Search and Rescue

Today was the first official day of 11th Telluride Patient Safety Camp and it far exceeded any expectations I might have had. From the moment I sat around the fire outside of our beautiful lodge nestled in the jaw dropping landscape that makes up Telluride, I was sold. The enthusiasm of everyone around me, the great conversations and the energy radiating off of this group of people all excited to be here learning from some of the best in patient safety as well as from each other tipped me off that this is going an unforgettable experience in my medical career.

After hopping on the gondola and experiencing one of the best morning commutes I could imagine, we settled in for a day filled with thoughtful discussion, heart wrenching stories and collaborative learning. Unlike many of my colleagues here, I have a very limited background in quality improvement and patient safety. I am here because of a personal experience where a family member of mine was subject to a medical error that rocked our family and forever changed it. I came to seek out knowledge that I feel is one of the most important topics I should be learning in my medical school curriculum but has been largely absent, at least so far. I also just completed my first year of medical school so I also have a very limited exposure to working in the hospital and seeing these errors occur from the physician and nurse’s side. For this reason I am so grateful to be put together with this group of people who are able to contribute so many different perspectives and experiences that I can feed off of and discuss these difficult topics with.

Early in our day we had the opportunity to do just that. We were shown “The Faces of Medical Errors…From Tears to Transparency: The Story of Lewis Blackman.” This video brought up so many different emotions and thoughts as it played through. I expected that it was going to be sad and that the preventable mistakes made would anger me but a lot of things shocked me as well. One quote that really stood out to me was when Lewis’s mother Helen said “We were just hoping that by morning somebody who knew what they were doing and could help us could come.” The first thought that went through my head was what?! This sounds like a person involved in a search and rescue not in a hospital where you would expect to be safe.

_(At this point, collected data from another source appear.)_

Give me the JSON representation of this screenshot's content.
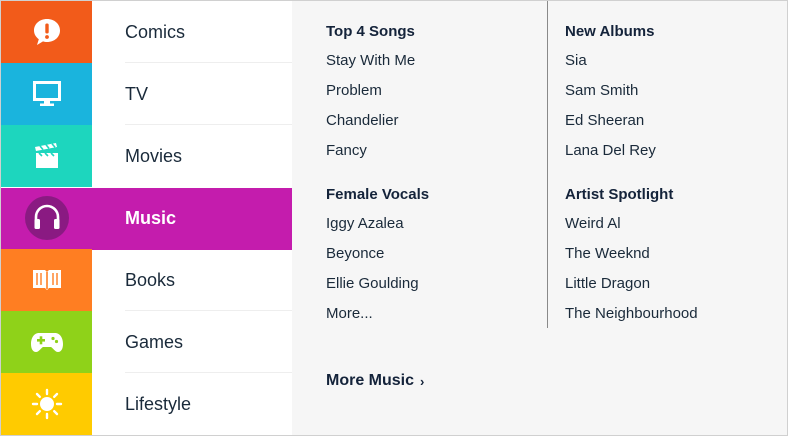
{
  "categories": [
    {
      "label": "Comics",
      "color": "#f25b1a",
      "icon": "speech-bubble-alert-icon"
    },
    {
      "label": "TV",
      "color": "#1ab4dd",
      "icon": "monitor-icon"
    },
    {
      "label": "Movies",
      "color": "#1dd6be",
      "icon": "clapperboard-icon"
    },
    {
      "label": "Music",
      "color": "#c41cad",
      "icon": "headphones-icon"
    },
    {
      "label": "Books",
      "color": "#ff7e22",
      "icon": "open-book-icon"
    },
    {
      "label": "Games",
      "color": "#8fd219",
      "icon": "gamepad-icon"
    },
    {
      "label": "Lifestyle",
      "color": "#ffcb00",
      "icon": "sun-icon"
    }
  ],
  "active_category": "Music",
  "menu": {
    "top_songs": {
      "title": "Top 4 Songs",
      "items": [
        "Stay With Me",
        "Problem",
        "Chandelier",
        "Fancy"
      ]
    },
    "female_vocals": {
      "title": "Female Vocals",
      "items": [
        "Iggy Azalea",
        "Beyonce",
        "Ellie Goulding",
        "More..."
      ]
    },
    "new_albums": {
      "title": "New Albums",
      "items": [
        "Sia",
        "Sam Smith",
        "Ed Sheeran",
        "Lana Del Rey"
      ]
    },
    "artist_spotlight": {
      "title": "Artist Spotlight",
      "items": [
        "Weird Al",
        "The Weeknd",
        "Little Dragon",
        "The Neighbourhood"
      ]
    },
    "more_link": "More Music",
    "more_chevron": "›"
  }
}
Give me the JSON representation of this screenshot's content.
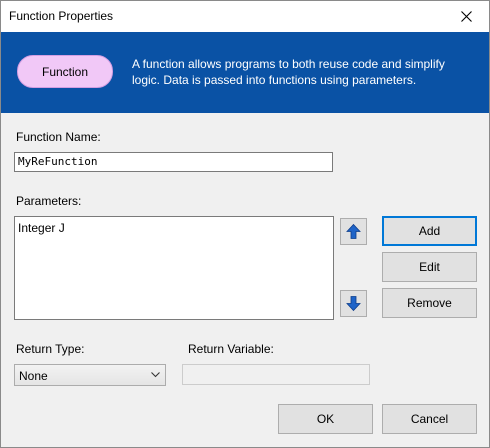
{
  "window": {
    "title": "Function Properties"
  },
  "banner": {
    "pill_label": "Function",
    "description": "A function allows programs to both reuse code and simplify logic. Data is passed into functions using parameters."
  },
  "function_name": {
    "label": "Function Name:",
    "value": "MyReFunction"
  },
  "parameters": {
    "label": "Parameters:",
    "items": [
      "Integer J"
    ]
  },
  "buttons": {
    "add": "Add",
    "edit": "Edit",
    "remove": "Remove",
    "ok": "OK",
    "cancel": "Cancel"
  },
  "return_type": {
    "label": "Return Type:",
    "selected": "None"
  },
  "return_variable": {
    "label": "Return Variable:",
    "value": ""
  },
  "colors": {
    "banner": "#0a52a5",
    "pill": "#f1c8f7",
    "arrow": "#1f64c8",
    "default_button_border": "#0078d7"
  },
  "icons": {
    "close": "close-icon",
    "move_up": "arrow-up-icon",
    "move_down": "arrow-down-icon",
    "dropdown": "chevron-down-icon"
  }
}
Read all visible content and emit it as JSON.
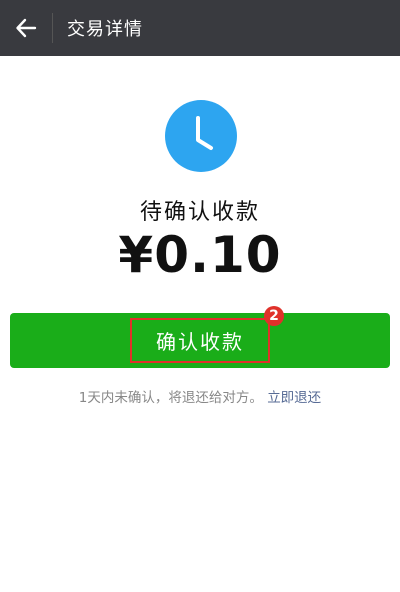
{
  "header": {
    "title": "交易详情"
  },
  "transaction": {
    "status": "待确认收款",
    "amount": "¥0.10"
  },
  "actions": {
    "confirm_label": "确认收款",
    "badge": "2"
  },
  "notice": {
    "text": "1天内未确认，将退还给对方。",
    "refund_link": "立即退还"
  },
  "colors": {
    "topbar": "#393a3f",
    "primary_green": "#1aad19",
    "clock_blue": "#2da5f0",
    "link": "#576b95",
    "highlight_red": "#e0312a"
  }
}
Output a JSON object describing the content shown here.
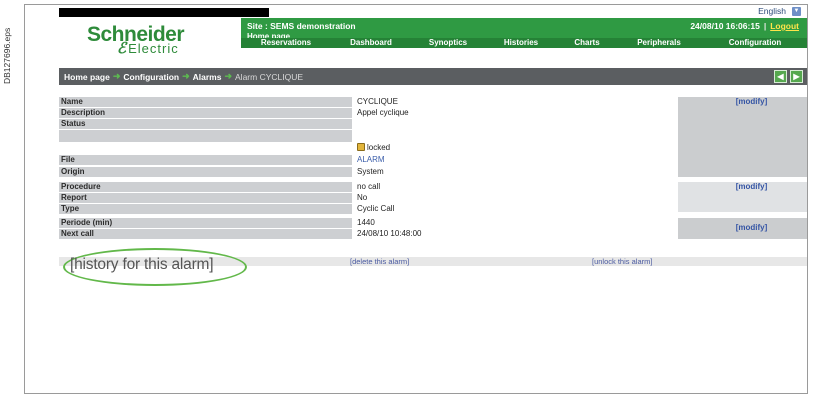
{
  "side_code": "DB127696.eps",
  "header": {
    "language": "English",
    "logo_top": "Schneider",
    "logo_bottom": "Electric",
    "site_title": "Site : SEMS demonstration",
    "home_link": "Home page",
    "datetime": "24/08/10 16:06:15",
    "separator": "|",
    "logout": "Logout",
    "nav": [
      "Reservations",
      "Dashboard",
      "Synoptics",
      "Histories",
      "Charts",
      "Peripherals",
      "Configuration"
    ]
  },
  "breadcrumb": {
    "items": [
      "Home page",
      "Configuration",
      "Alarms"
    ],
    "current": "Alarm CYCLIQUE",
    "buttons": [
      "◀",
      "▶"
    ]
  },
  "detail": {
    "rows": [
      {
        "label": "Name",
        "value": "CYCLIQUE"
      },
      {
        "label": "Description",
        "value": "Appel cyclique"
      },
      {
        "label": "Status",
        "value": ""
      },
      {
        "label": "",
        "value": "locked"
      },
      {
        "label": "File",
        "value": "ALARM"
      },
      {
        "label": "Origin",
        "value": "System"
      },
      {
        "label": "Procedure",
        "value": "no call"
      },
      {
        "label": "Report",
        "value": "No"
      },
      {
        "label": "Type",
        "value": "Cyclic Call"
      },
      {
        "label": "Periode (min)",
        "value": "1440"
      },
      {
        "label": "Next call",
        "value": "24/08/10 10:48:00"
      }
    ],
    "modify_label": "[modify]"
  },
  "actions": {
    "history": "[history for this alarm]",
    "delete": "[delete this alarm]",
    "unlock": "[unlock this alarm]"
  },
  "colors": {
    "brand_green": "#2f9a43",
    "nav_green": "#258236",
    "breadcrumb_grey": "#5b5e61",
    "label_grey": "#cdcfd2",
    "highlight_green": "#62b84a"
  }
}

In reality, the hospital seemed like the most unsafe place Lewis could have been. No one was searching further into Lewis’s problems and no one was goal-oriented and mindful enough to rescue him either. So many small errors and assumptions were made in a system where there was no net to catch them and a culture that seemed to further perpetuate the arising problems rather than empowering the medical team to even acknowledge them. It quickly became apparent that most people here at Telluride have encountered similar problems and frustrations because everyone immediately jumped to offering solutions to Lewis’s case. However, when Paul Levy asked us to think about how this could happen to any hospital, I began thinking and we began discussing the systematic and cultural issues that are widespread across the entire health care system. I latched onto the fact that in medicine, for physicians especially, we have perpetuated this culture that doesn’t allow uncertainty. As a first year medical student, I spent most of my time in the clinical setting uncertain. Formulating a differential diagnosis is a skill I am far from mastering and although I know I will become much better at this as I continue on my education, I can’t imagine being completely certain with only a small snapshot of my patient and a few pieces to their puzzle.

In Lewis’s case it seemed like that is what the medical team was doing. How could they fully understand their patient Lewis and his post-operative course without including his mother in the conversation who has been in the room with him the whole time and has the best understanding of who her son is as a human being? How could they be so certain that Lewis was doing “well” and his pain was just due to constipation when there was no cross-communication and no one was asking the most important question: “What is the worst it could be?” As we all learned from watching the video, they couldn’t, but the culture they worked in and were trained in taught them they must. As our discussion continued and our diverse group of students shared their experiences with the challenging and sometimes dangerous culture we practice medicine in, it became easy to see how this could happen to any hospital and to any family, and it does.

I learned so much in one day at Telluride and I cannot wait to see what the next few days bring. Being a part of this experience so early in my education is empowering. I feel very lucky that there is such an incredible group of people passionate enough about patient safety to bring all of us out here and share with us lessons and tools that will help us be better health care providers and begin changing the culture in which we care for our fellow human beings.